Un député, un ministre ou un président peuvent-ils ne pas pouvoir s’exprimer aisément, correctement dans leur langue nationale et ne pas y discourir?
Dans le dernier numéro du magazine français « Le point », une interview du Président Emanuel Macron expliquant son attachement à la langue de son pays, à l’écriture et à la littérature. « En France, dit-il, tout commence par les mots. Notre pays a ceci de singulier qu’il a été comme engendré par sa langue ».L’interview n’est pas anodine, même si elle parait volontairement un peu people ,un peu accrocheuse. Elle traduit l’engagement d’un jeune président à servir son pays tout en servant sa belle langue, renouant ainsi avec une tradition aujourd’hui quelque peu malmenée, celle des grands discours de la république qui ont ponctué son histoire.
C’est important qu’un député ou qu’un un ministre sache parler. Bien parler. Encore plus quand il s’agit d’un Président. Car ils parlent tous avec la légitimité et la grandeur que lueur donne la voix du peuple. Et le peuple veut que l’on lui restitue sa voix claire, authentique et belle.
La langue, disait le philosophe allemand Martin Heidegger, est la maison de l’être. Et comme dans sa maison, l’homme habite dans sa langue, pense crée avec des mots qui sont à la fois ses outils et ses gardiens.
L’homme existe, croit-ou ne croit pas- dans sa langue. Il rêve, fait l’expérience de l’esthétique, de l’amour , du bonheur. Et pour dire cela et l’exprimer il a besoin de la langue.
Peut-on construire une science, un savoir sans et en dehors d’une langue? Peut-on faire une bonne politique sans une bonne langue? Mais peut-on envisager une communauté ou une nation sans une langue?
Je suis personnellement la vie politique et j’espérais que la Révolution allait enfin nous libérer en nous offrant la possibilité de retrouver la langue, notre belle langue qui nous exprime, qui exprime nos rêves de jeune peuple assoiffé de liberté, de démocratie, de savoir et de progrès.
Quelle déception!
Non seulement cette belle langue attendue n’est pas venue, mais l’ancienne, celle taillée dans du vieux bois, a disparu. N’est-ce pas le comble de l’absurde qu’un peuple qui a inscrit sa langue dans le marbre de sa loi, se retrouve sans langue ?
Mais qui dit qu’on ne parle pas? Au contraire, on ne fait que ça à longueur de journée. Que dit-on? Rien.
Dans la jungle des télés et des radios privées qui ont poussé, à la faveur de la liberté offerte par la Révolution comme des champignons, élites comme simples citoyens, mais aussi les professionnels animateurs ou chroniqueurs prétendant éclairer le pauvre peuple, on s’adonne sans discontinuer à un charabia impossible.

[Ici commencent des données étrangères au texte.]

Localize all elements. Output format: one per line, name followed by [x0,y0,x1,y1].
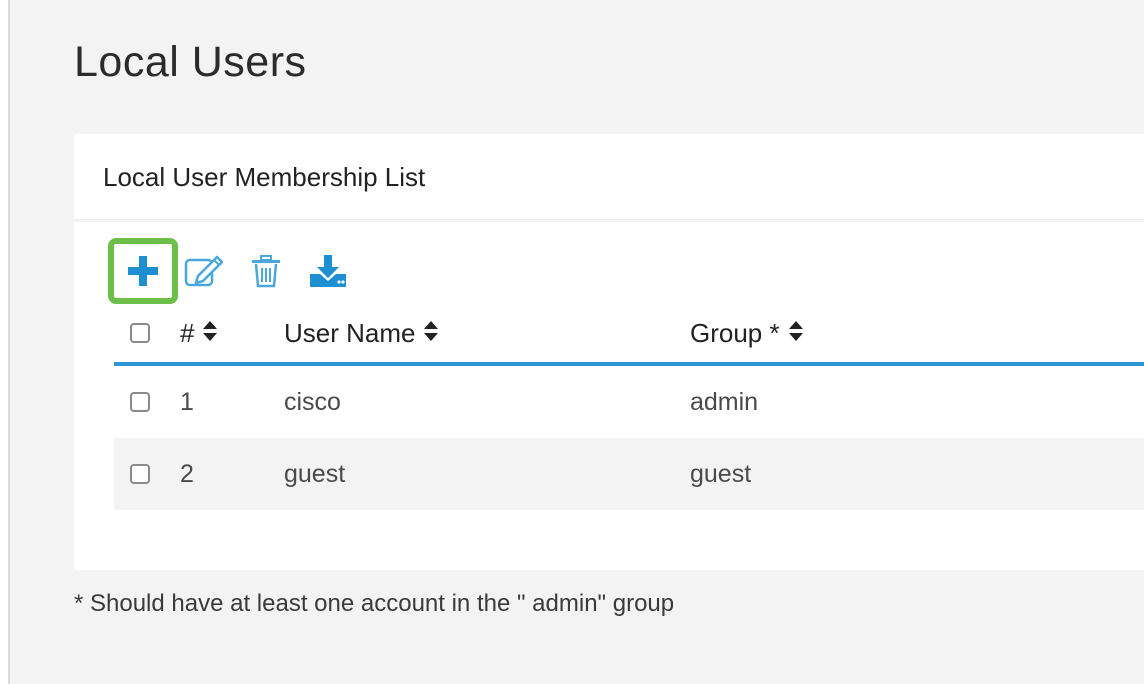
table-header: # User Name Group * [114,304,1144,366]
table-row[interactable]: 1 cisco admin [114,366,1144,438]
row-check-cell [130,438,150,510]
download-icon [308,254,348,288]
header-user-name[interactable]: User Name [284,304,439,362]
membership-panel: Local User Membership List # User Name G… [74,134,1144,570]
plus-icon [126,254,160,288]
row-number: 1 [180,387,194,416]
edit-button[interactable] [182,238,226,304]
page: Local Users Local User Membership List #… [0,0,1144,684]
table-row[interactable]: 2 guest guest [114,438,1144,510]
add-button[interactable] [108,238,178,304]
select-all-cell [130,304,150,362]
edit-icon [184,254,224,288]
users-table: # User Name Group * 1 cisco admin 2 gues… [114,304,1144,510]
header-group[interactable]: Group * [690,304,804,362]
row-checkbox[interactable] [130,464,150,484]
row-group: admin [690,387,759,416]
row-check-cell [130,366,150,438]
header-user-name-label: User Name [284,317,416,348]
row-user-name: cisco [284,387,341,416]
row-user-name: guest [284,459,346,488]
left-border [0,0,10,684]
page-title: Local Users [74,38,307,86]
select-all-checkbox[interactable] [130,323,150,343]
footnote: * Should have at least one account in th… [74,590,675,617]
header-group-label: Group * [690,317,780,348]
row-checkbox[interactable] [130,392,150,412]
panel-header: Local User Membership List [74,134,1144,222]
sort-icon [788,318,804,349]
row-number: 2 [180,459,194,488]
trash-icon [249,254,283,288]
delete-button[interactable] [244,238,288,304]
header-number[interactable]: # [180,304,218,362]
panel-title: Local User Membership List [103,162,426,192]
row-group: guest [690,459,752,488]
sort-icon [423,318,439,349]
toolbar [108,238,428,304]
header-number-label: # [180,317,195,348]
sort-icon [202,318,218,349]
download-button[interactable] [306,238,350,304]
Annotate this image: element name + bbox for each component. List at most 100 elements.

Ils y mêlent mots arabes classiques et expressions dialectales, parsemés de quelques vocables tirés de la langue de Voltaire. Mais personne n’y comprend rien à la fin, car ni l’adepte de l’arabe classique, ni l’attaché à l’usage du dialecte populaire, ni encore moins le francophone n’y trouvent chacun leur compte. Imaginer un député ou un ministre , voire un chef de gouvernement parler ce sabir indistinct. Que peut-il exprimer, expliquer, clarifier ou éclaircir avec une telle langue-si tant est que l’on puisse parler là d’une langue?
Et quand l’élite du pays fait volontairement usage d’une telle « langue, comment s’étonner après que la publicistes lui emboîte le pas ,que les artistes de cinéma ou de théâtre suivent le mouvement, et que tous les animateurs de télé ou de radio accompagnent?

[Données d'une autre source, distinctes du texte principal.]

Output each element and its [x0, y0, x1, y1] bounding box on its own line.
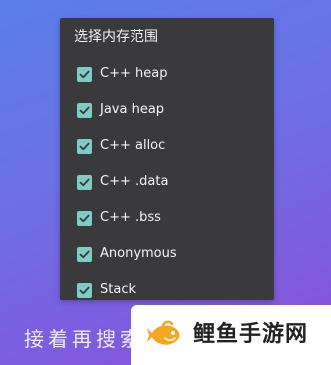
memory-range-dialog: 选择内存范围 C++ heap Java heap C++ alloc C++ … — [60, 18, 274, 300]
checkbox-checked-icon[interactable] — [77, 210, 92, 226]
option-label: C++ .bss — [100, 210, 161, 225]
caption-text: 接着再搜索 — [24, 327, 144, 351]
memory-range-options: C++ heap Java heap C++ alloc C++ .data C… — [60, 56, 274, 308]
option-label: C++ .data — [100, 174, 169, 189]
checkbox-checked-icon[interactable] — [77, 66, 92, 82]
option-label: Anonymous — [100, 246, 177, 261]
option-label: Stack — [100, 282, 136, 297]
checkbox-checked-icon[interactable] — [77, 246, 92, 262]
dialog-title: 选择内存范围 — [74, 29, 158, 45]
checkbox-checked-icon[interactable] — [77, 102, 92, 118]
option-label: Java heap — [100, 102, 165, 117]
checkbox-checked-icon[interactable] — [77, 174, 92, 190]
option-cpp-heap[interactable]: C++ heap — [60, 56, 274, 92]
option-cpp-bss[interactable]: C++ .bss — [60, 200, 274, 236]
option-label: C++ heap — [100, 66, 168, 81]
watermark-badge: 鲤鱼手游网 — [131, 305, 331, 365]
watermark-text: 鲤鱼手游网 — [193, 322, 309, 347]
checkbox-checked-icon[interactable] — [77, 138, 92, 154]
option-anonymous[interactable]: Anonymous — [60, 236, 274, 272]
checkbox-checked-icon[interactable] — [77, 282, 92, 298]
option-cpp-alloc[interactable]: C++ alloc — [60, 128, 274, 164]
option-java-heap[interactable]: Java heap — [60, 92, 274, 128]
carp-fish-icon — [145, 315, 185, 355]
option-label: C++ alloc — [100, 138, 166, 153]
option-cpp-data[interactable]: C++ .data — [60, 164, 274, 200]
option-stack[interactable]: Stack — [60, 272, 274, 308]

En fait parler cette langue horriblement hybride, équivaudrait à un mauvais silence. Perdant son pouvoir d’exprimer les idées et les choses, la langue n’est alors qu’un simple bruit, inutile et dérangeant. Il est surtout le symptôme d’une panne d’idées, d’une absence de vision, et, donc, d’une inaptitude à gouverner. Rappelez-vous le vieux Boileau qui dans son art poétique disait:
« Ce qui se conçoit bien s’annonce clairement Et les mots pour le dire viennent aisément ».

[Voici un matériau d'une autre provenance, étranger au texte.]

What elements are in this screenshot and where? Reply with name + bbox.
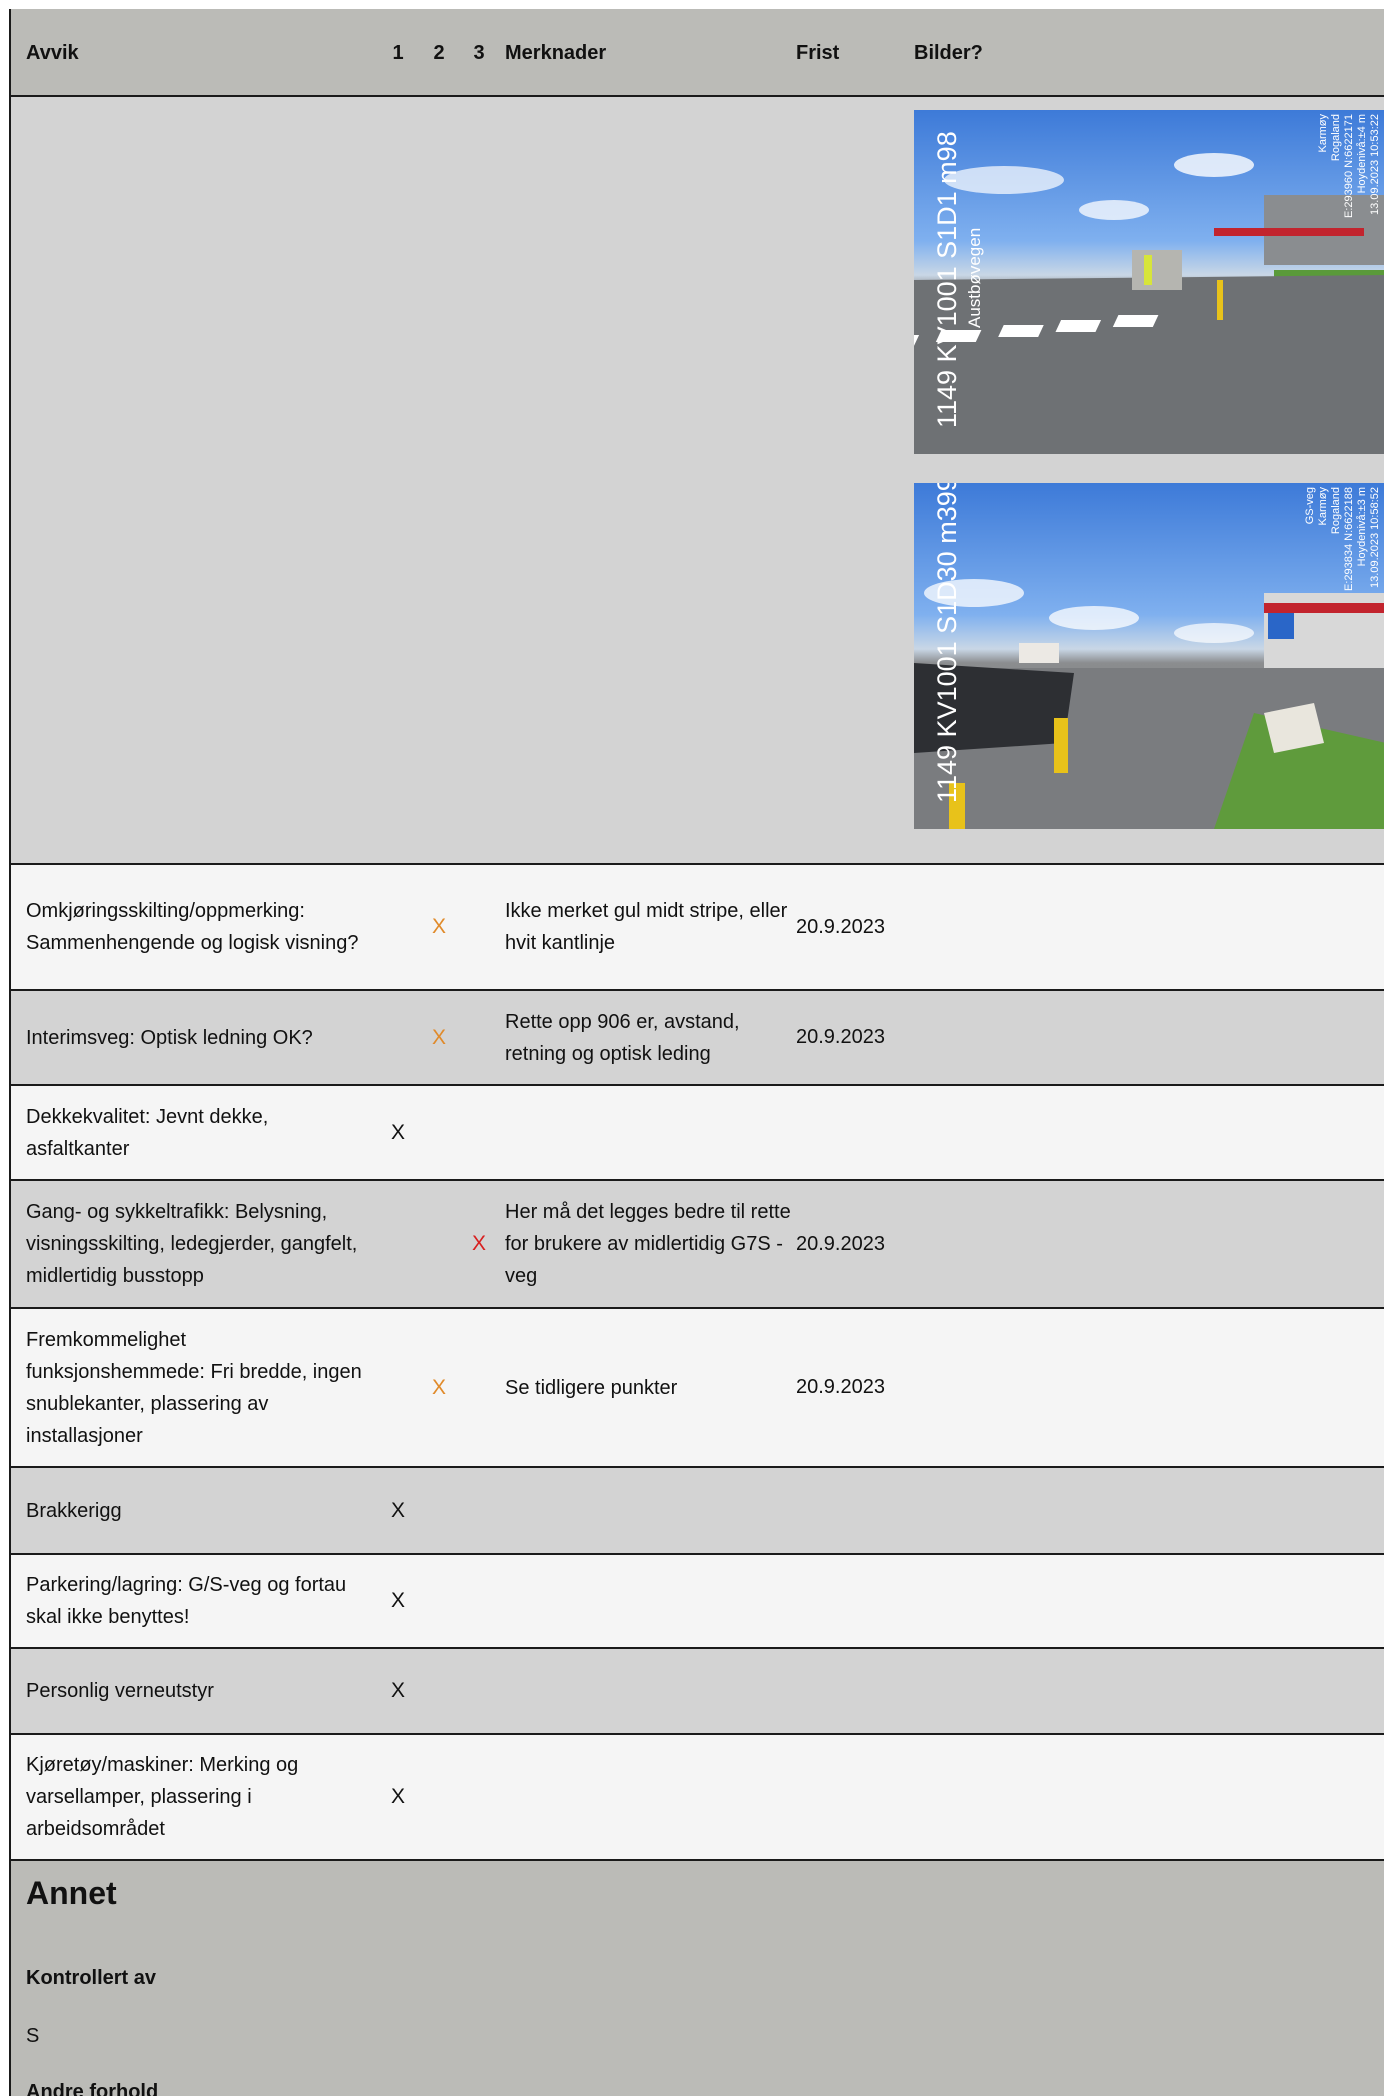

Parler sa langue est un acte de souveraineté. Les autorités publiques doivent faire quelque chose. Sinon on finirait peut-être tous comme ce bossu dans Le nom de la rose d’Umberto Eco: brûlé sur l’échafaud pour avoir été incapable de parler et d’expliquer dans une langue claire son innocence du crime dont on l’accuse injustement.